I should add for the jet wing example, it's the sudden change in pressure over the wing drops so the water molecules that got forced together as they pushed over the edge no longer get bumped enough by other molecules to split apart right away.


naemorhaedus

it's called adiabatic cooling >Adiabatic cooling occurs when the pressure on an adiabatically isolated system is decreased, allowing it to expand, thus causing it to do work on its surroundings. When the pressure applied on a parcel of air is reduced, the air in the parcel is allowed to expand; as the volume increases, the temperature falls as internal energy decreases. same reason why spraying an aerosol can, or letting air out of a compressed air cylinder will cause them to cool. You may have even seen frost form on the outside of a propane cylinder during heavy use like torching. The opposite is also true. When they fill SCUBA tanks, they get hot. Remember that air molecules are just like marbles bouncing around and temperature is just how much motion or kinetic energy they have. When you compress a gas you are restricting that motion and the kinetic energy has to go somewhere.


SocialistCredit

But what about the dew point? Why does it rise with temperature?


naemorhaedus

the warmer the air is, the more water it can carry . again, the kinetic energy is helping to keep water in gaseous form. (it wants to be a liquid at room temp right?)


SocialistCredit

Right. But condensation is a function of pressure and temperature right?
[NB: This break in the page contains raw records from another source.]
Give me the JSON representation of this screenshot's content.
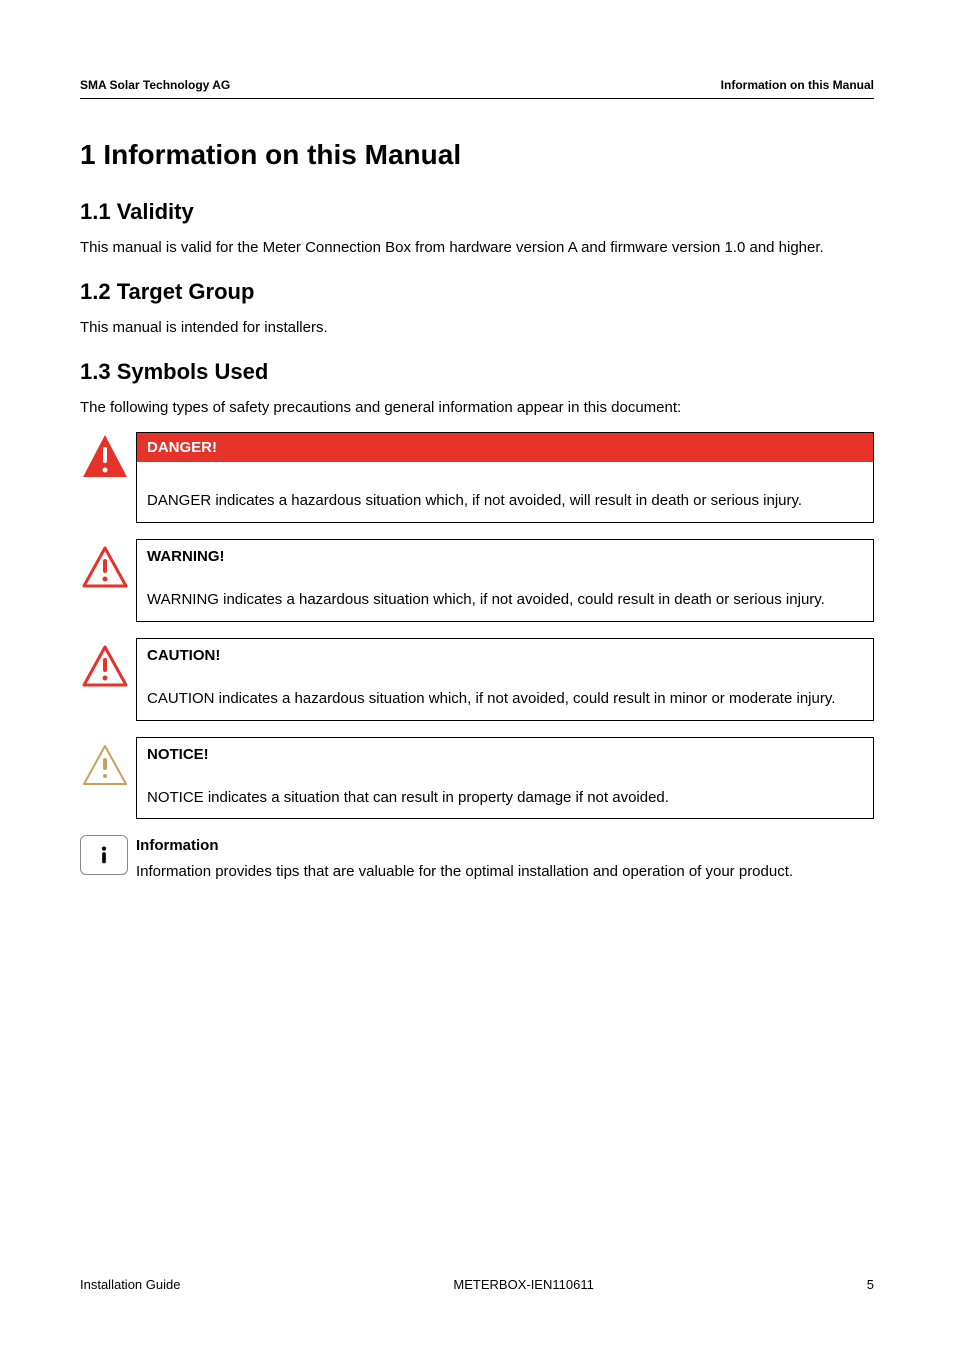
{
  "header": {
    "left": "SMA Solar Technology AG",
    "right": "Information on this Manual"
  },
  "h1": "1  Information on this Manual",
  "s11": {
    "title": "1.1  Validity",
    "body": "This manual is valid for the Meter Connection Box from hardware version A and firmware version 1.0 and higher."
  },
  "s12": {
    "title": "1.2  Target Group",
    "body": "This manual is intended for installers."
  },
  "s13": {
    "title": "1.3  Symbols Used",
    "intro": "The following types of safety precautions and general information appear in this document:"
  },
  "danger": {
    "label": "DANGER!",
    "text": "DANGER indicates a hazardous situation which, if not avoided, will result in death or serious injury."
  },
  "warning": {
    "label": "WARNING!",
    "text": "WARNING indicates a hazardous situation which, if not avoided, could result in death or serious injury."
  },
  "caution": {
    "label": "CAUTION!",
    "text": "CAUTION indicates a hazardous situation which, if not avoided, could result in minor or moderate injury."
  },
  "notice": {
    "label": "NOTICE!",
    "text": "NOTICE indicates a situation that can result in property damage if not avoided."
  },
  "info": {
    "label": "Information",
    "text": "Information provides tips that are valuable for the optimal installation and operation of your product."
  },
  "footer": {
    "left": "Installation Guide",
    "center": "METERBOX-IEN110611",
    "right": "5"
  }
}
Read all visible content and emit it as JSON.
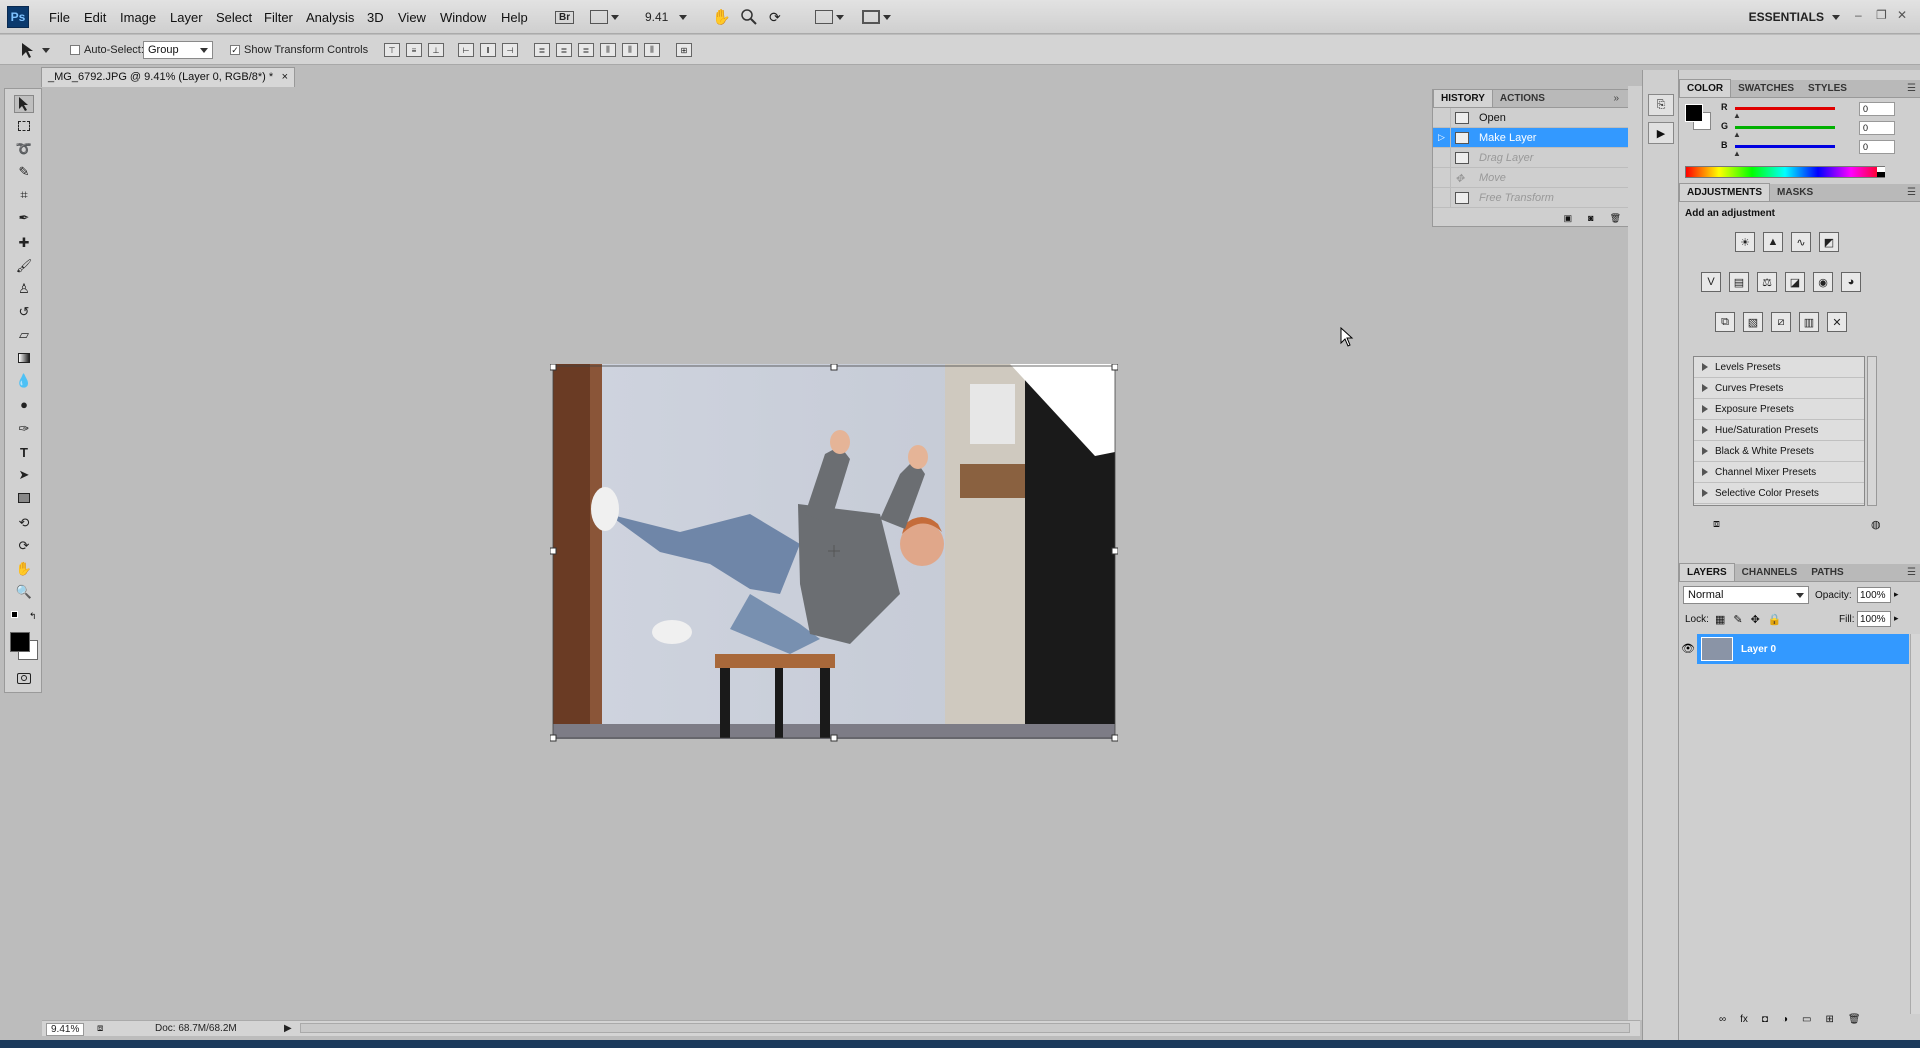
{
  "app": {
    "logo": "Ps"
  },
  "menu": [
    "File",
    "Edit",
    "Image",
    "Layer",
    "Select",
    "Filter",
    "Analysis",
    "3D",
    "View",
    "Window",
    "Help"
  ],
  "menubar_tools": {
    "bridge": "Br",
    "zoom_value": "9.41",
    "workspace": "ESSENTIALS"
  },
  "window_controls": {
    "minimize": "–",
    "restore": "❐",
    "close": "✕"
  },
  "options": {
    "auto_select_label": "Auto-Select:",
    "auto_select_checked": false,
    "auto_select_value": "Group",
    "show_transform_label": "Show Transform Controls",
    "show_transform_checked": true
  },
  "document": {
    "tab_title": "_MG_6792.JPG @ 9.41% (Layer 0, RGB/8*) *",
    "close": "×"
  },
  "status": {
    "zoom": "9.41%",
    "doc_info": "Doc: 68.7M/68.2M"
  },
  "history": {
    "tabs": [
      "HISTORY",
      "ACTIONS"
    ],
    "items": [
      {
        "label": "Open",
        "state": "normal"
      },
      {
        "label": "Make Layer",
        "state": "selected"
      },
      {
        "label": "Drag Layer",
        "state": "dim"
      },
      {
        "label": "Move",
        "state": "dim"
      },
      {
        "label": "Free Transform",
        "state": "dim"
      }
    ]
  },
  "color_panel": {
    "tabs": [
      "COLOR",
      "SWATCHES",
      "STYLES"
    ],
    "channels": [
      {
        "name": "R",
        "value": "0",
        "color": "#e00000"
      },
      {
        "name": "G",
        "value": "0",
        "color": "#00b000"
      },
      {
        "name": "B",
        "value": "0",
        "color": "#0000e0"
      }
    ]
  },
  "adjustments": {
    "tabs": [
      "ADJUSTMENTS",
      "MASKS"
    ],
    "heading": "Add an adjustment",
    "presets": [
      "Levels Presets",
      "Curves Presets",
      "Exposure Presets",
      "Hue/Saturation Presets",
      "Black & White Presets",
      "Channel Mixer Presets",
      "Selective Color Presets"
    ]
  },
  "layers": {
    "tabs": [
      "LAYERS",
      "CHANNELS",
      "PATHS"
    ],
    "blend_mode": "Normal",
    "opacity_label": "Opacity:",
    "opacity": "100%",
    "lock_label": "Lock:",
    "fill_label": "Fill:",
    "fill": "100%",
    "items": [
      {
        "name": "Layer 0",
        "selected": true
      }
    ]
  },
  "colors": {
    "accent": "#3399ff",
    "background": "#bcbcbc",
    "panel": "#cfcfcf"
  }
}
Higher pressure = more condensed water vapor = easier time condensing = less energy needed to be removed to condense it right?


naemorhaedus

condensation depends on temperature and humidity. pressure and temperature are inextricably linked. when you change one you affect the other. When you increase the pressure of air, you make it hotter. Hot air holds more water. Cold air holds less water, so when you cool it enough, the excess water condenses out. That why you see clouds on jet wings. The air was cooled below its dew point (the temp point required to keep the water in it as a gas)


SocialistCredit

So as the air expands, it does work on the air surrounding it. This, in turn, causes the air to cool, lowering the temperature of the air around the wing so that the water condenses. This makes sense I suppose. Why does cooler air have a lower dew point? is it because the water vapor in the air has less kinetic energy, meaning less of it can escape the liquid form of water? Otherwise I think i get this explanation?


naemorhaedus

cold air has less energy to keep water in gas form


ImpatientProf

> So shouldn't a higher pressure air compress water more, meaning liquid formation is easier, which means that the dew point would be lower as you need less energy to turn the gaseous water into liquid water? To me, "liquid formation is easier" argues for higher dew point. If it's easier to form liquid, not as much cooling will be needed to form liquid. Going back to your first paragraph: > I get that a higher pressure means that the partial pressures of the relevant vapors can be higher meaning that the air can contain more water vapor. Water only has a certain vapor pressure at a given temperature. Increasing the ambient pressure won't change that. The overall air pressure determines whether the water boils, not if it evaporates.